A few days went by and I felt not like myself, but that’s sometimes okay. Snuggling up with Jay and Darrius, I whined a bit. I was fully a dog alien now, and have a German shepherd dog tail. Though, I can still swap back to my old shark tail. The cool part is, I also have dog paws slightly on my hands and dog paws for feet. However… something lurked. A new administrator power, beyond our scope.
The Demon Overlord.
Error Shark, written 4/16/2026 (April 16 2026)On the sofa cuddling Jay and Darrius, I whine a bit. For a few weeks, I had been having anxiety for no reason. Well, one reason. Withdrawal from a very important medication I was taken off. It prevented me from doing art, from writing, from even thinking straight. I couldn’t focus right and I felt off. However… while watching one of our favorite movies, singing the entire soundtrack, and just being with the whole polycule made me overjoyed. While I wasn’t 100%, I still felt normal, and part of me felt it was partially from allergies, why I felt this way. But there was something I was keeping.
Usually, how things work is there’s patterns to tell if someone is something or not. Like how shadows (including half shadows) have a haze around them. Demons are sort of the same way. Some have patterns that look like cracks on the body, while others are quite literal demons. Venom and Oliver are both examples of this, they’re demons. But neither are bad. There are good demons, and there are bad too.
In the bathroom, I looked at myself briefly. On my chest were patterns. Patterns I wanted to hide, but knew I couldn’t. I knew the anxiety was also triggering these patterns to appear, which is why my libido wasn’t as active as it should be. It was why I was the way I was at the moment. They thought it was from anxiety, but it was deeper than that. These medications kept me from going insane. While I was moody and it did trigger my BPD more, I was at least able to withhold the anxiety in less than a week. When off of it I was unable to control it, it felt horrible. I was miserable. As I looked at my patterns, I heard knocking on the door. Covering up, the door opened slightly.

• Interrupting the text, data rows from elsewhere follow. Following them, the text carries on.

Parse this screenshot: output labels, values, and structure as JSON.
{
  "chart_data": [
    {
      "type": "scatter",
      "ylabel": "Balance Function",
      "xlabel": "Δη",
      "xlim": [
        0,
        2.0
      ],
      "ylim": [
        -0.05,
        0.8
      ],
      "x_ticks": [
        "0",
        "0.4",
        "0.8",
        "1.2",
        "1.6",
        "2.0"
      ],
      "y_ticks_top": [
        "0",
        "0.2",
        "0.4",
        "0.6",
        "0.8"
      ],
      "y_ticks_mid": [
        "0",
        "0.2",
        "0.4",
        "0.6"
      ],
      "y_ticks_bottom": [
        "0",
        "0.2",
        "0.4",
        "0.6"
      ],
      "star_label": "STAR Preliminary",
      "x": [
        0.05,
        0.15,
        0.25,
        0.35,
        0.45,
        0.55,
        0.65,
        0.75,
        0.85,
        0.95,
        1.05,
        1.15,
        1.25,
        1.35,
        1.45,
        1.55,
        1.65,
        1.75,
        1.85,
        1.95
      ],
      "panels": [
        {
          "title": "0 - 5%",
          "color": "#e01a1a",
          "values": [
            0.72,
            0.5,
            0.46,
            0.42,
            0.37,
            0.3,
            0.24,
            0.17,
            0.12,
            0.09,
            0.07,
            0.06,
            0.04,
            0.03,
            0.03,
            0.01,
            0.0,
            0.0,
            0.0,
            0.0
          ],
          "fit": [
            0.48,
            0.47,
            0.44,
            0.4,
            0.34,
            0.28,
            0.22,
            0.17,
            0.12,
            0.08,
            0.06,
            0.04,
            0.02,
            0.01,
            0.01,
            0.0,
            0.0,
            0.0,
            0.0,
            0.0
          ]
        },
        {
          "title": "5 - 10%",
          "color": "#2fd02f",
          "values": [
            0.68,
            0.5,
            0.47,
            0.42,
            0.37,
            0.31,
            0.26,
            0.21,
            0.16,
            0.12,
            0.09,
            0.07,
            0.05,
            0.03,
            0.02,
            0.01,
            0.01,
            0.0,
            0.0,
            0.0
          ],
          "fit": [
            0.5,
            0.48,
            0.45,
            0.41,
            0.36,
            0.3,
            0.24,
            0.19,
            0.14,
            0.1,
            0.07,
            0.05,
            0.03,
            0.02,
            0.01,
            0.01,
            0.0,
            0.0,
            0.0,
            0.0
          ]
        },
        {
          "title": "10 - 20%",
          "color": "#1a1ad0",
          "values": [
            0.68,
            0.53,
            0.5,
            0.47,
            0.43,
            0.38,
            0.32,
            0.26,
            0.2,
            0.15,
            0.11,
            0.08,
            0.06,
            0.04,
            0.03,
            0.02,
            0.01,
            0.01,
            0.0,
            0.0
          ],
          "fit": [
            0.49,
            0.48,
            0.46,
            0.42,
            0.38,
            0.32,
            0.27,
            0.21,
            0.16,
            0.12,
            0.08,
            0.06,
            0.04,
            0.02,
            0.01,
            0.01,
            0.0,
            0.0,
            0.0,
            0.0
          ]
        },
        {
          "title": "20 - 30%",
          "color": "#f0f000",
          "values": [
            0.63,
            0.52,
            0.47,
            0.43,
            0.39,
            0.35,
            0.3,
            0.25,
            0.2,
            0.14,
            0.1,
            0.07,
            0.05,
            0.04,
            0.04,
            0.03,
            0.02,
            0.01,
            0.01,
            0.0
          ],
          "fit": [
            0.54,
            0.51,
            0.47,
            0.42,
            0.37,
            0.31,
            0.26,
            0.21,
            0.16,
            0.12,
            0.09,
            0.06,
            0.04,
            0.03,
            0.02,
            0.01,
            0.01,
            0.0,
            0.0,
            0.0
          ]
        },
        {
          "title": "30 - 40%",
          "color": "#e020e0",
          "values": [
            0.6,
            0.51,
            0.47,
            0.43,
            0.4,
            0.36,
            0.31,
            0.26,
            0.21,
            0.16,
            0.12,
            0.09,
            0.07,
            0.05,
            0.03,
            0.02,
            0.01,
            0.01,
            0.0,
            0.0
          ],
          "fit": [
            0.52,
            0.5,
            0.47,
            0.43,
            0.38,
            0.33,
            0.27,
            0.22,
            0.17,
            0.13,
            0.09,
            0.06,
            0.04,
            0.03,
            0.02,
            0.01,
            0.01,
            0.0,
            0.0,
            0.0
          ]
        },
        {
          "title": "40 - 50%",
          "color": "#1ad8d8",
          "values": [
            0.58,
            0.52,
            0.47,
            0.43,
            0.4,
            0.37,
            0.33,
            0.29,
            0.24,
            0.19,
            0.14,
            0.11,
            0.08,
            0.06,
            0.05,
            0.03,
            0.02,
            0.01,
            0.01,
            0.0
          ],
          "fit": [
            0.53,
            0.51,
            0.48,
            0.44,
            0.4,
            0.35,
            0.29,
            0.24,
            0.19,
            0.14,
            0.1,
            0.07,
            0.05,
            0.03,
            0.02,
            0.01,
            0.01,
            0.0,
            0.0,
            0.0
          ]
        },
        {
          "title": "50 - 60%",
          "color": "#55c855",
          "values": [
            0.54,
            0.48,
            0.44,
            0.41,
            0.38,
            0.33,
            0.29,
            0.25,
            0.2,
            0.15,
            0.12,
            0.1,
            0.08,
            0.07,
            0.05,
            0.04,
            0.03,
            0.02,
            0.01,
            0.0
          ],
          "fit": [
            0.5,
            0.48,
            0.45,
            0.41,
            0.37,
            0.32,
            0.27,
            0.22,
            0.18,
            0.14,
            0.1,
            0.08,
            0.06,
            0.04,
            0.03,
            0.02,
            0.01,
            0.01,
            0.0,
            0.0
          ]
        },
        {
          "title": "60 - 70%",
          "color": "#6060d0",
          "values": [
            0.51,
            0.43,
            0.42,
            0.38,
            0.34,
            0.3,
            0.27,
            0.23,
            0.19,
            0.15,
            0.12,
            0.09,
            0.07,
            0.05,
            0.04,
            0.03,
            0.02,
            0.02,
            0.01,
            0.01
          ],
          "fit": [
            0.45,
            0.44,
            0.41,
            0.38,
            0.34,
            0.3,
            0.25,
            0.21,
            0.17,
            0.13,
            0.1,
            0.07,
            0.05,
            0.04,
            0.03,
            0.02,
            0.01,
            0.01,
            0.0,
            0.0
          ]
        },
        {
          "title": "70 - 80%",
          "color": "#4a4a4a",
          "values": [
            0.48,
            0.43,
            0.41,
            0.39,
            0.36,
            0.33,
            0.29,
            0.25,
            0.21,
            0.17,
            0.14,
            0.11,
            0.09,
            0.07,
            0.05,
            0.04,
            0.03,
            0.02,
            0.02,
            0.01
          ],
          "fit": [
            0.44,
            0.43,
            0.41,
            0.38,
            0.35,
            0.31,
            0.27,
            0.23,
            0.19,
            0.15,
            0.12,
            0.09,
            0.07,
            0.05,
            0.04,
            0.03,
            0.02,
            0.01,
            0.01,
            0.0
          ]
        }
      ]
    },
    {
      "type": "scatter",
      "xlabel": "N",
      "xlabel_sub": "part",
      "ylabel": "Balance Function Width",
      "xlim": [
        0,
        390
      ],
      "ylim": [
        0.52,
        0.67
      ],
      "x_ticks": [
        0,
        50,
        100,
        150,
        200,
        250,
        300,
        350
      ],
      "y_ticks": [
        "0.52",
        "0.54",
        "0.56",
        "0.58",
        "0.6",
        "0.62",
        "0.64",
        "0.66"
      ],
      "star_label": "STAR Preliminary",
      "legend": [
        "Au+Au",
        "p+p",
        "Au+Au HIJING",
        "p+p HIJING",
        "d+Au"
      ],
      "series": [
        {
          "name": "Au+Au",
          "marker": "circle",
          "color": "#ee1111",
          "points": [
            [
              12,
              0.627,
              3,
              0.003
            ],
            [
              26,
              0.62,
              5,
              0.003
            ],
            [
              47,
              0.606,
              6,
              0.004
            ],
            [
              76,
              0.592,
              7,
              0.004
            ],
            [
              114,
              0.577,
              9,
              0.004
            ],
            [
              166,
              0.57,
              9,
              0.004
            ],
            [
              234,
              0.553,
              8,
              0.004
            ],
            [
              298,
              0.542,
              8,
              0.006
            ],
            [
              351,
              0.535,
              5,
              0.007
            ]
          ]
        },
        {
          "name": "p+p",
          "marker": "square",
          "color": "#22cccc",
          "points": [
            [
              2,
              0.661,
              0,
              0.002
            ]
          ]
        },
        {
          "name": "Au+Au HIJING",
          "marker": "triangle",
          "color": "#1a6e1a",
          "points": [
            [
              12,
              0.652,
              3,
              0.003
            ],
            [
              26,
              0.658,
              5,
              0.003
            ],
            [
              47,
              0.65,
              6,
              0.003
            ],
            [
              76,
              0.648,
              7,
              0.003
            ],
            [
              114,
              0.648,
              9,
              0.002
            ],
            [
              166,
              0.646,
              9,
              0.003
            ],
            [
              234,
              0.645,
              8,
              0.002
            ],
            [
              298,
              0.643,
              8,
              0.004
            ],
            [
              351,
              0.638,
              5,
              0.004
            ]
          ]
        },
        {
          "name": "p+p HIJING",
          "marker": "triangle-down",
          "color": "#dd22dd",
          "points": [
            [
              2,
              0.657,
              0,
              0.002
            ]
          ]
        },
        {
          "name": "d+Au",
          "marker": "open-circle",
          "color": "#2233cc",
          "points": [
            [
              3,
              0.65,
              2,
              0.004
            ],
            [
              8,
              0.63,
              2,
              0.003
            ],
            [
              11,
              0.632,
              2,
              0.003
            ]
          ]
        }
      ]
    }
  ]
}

“Hey hun…? I left my… You okay, cariño?” Jay’s voice lingered through the bathroom as I swung my head quickly to look at him. Blushing, I sighed and nodded. “Thank god… I mean… Uh… Thank YOU… since… you’re… a god… Anyway… Reed said he’s going to get you more of the meds but they won’t be as strong. They won’t trigger as many mood swings, but they’ll still be effective and work as they did before.”
“Oh thank the Data Center…” My voice was awfully quiet but also strained. Jay could easily tell that. There was a lot he could tell about someone, especially me. And he picked up on it quite fast.
“You’re… clutching your chest… Are you hiding something…?” As Jay spoke, I looked away and shook my head no, then replied with a stern “no”. “Cariño… I know that voice and expression… We've been together for three years now… Is there something you wanna tell me?”
A sigh escaped from my voice, and then I spoke up. “Look… I… I need to tell everyone something… Just… meet at the outskirts of the city at the shoreline.”
As we all met up there, together, we sat by the shorelines and listened to the waves crash on the shoreline. Behind us, the city looked reminiscent of Night City from Cyberpunk. Clinging to Jay, I sigh softly. I was afraid but knew they’d likely be fine with it. So, I broke the silence and used my one gift - my voice. I sang a song I wrote. The patterns glowed a greenish camo coloring - all of it on my arms, my legs, and my body, but not everywhere. Jay just rushed up to me and clung to me, kissing my entire face as I nuzzled into him.
“...Patterns or not, I love you for you. You’re not a bad person. We know damn well who is, and if you have these patterns, we know damn well that you can lead us directly to the Demon Overlord. We just need to figure out how and find where the demon’s nesting grounds are.” Jay spoke, holding me close as I whined like a newborn puppy.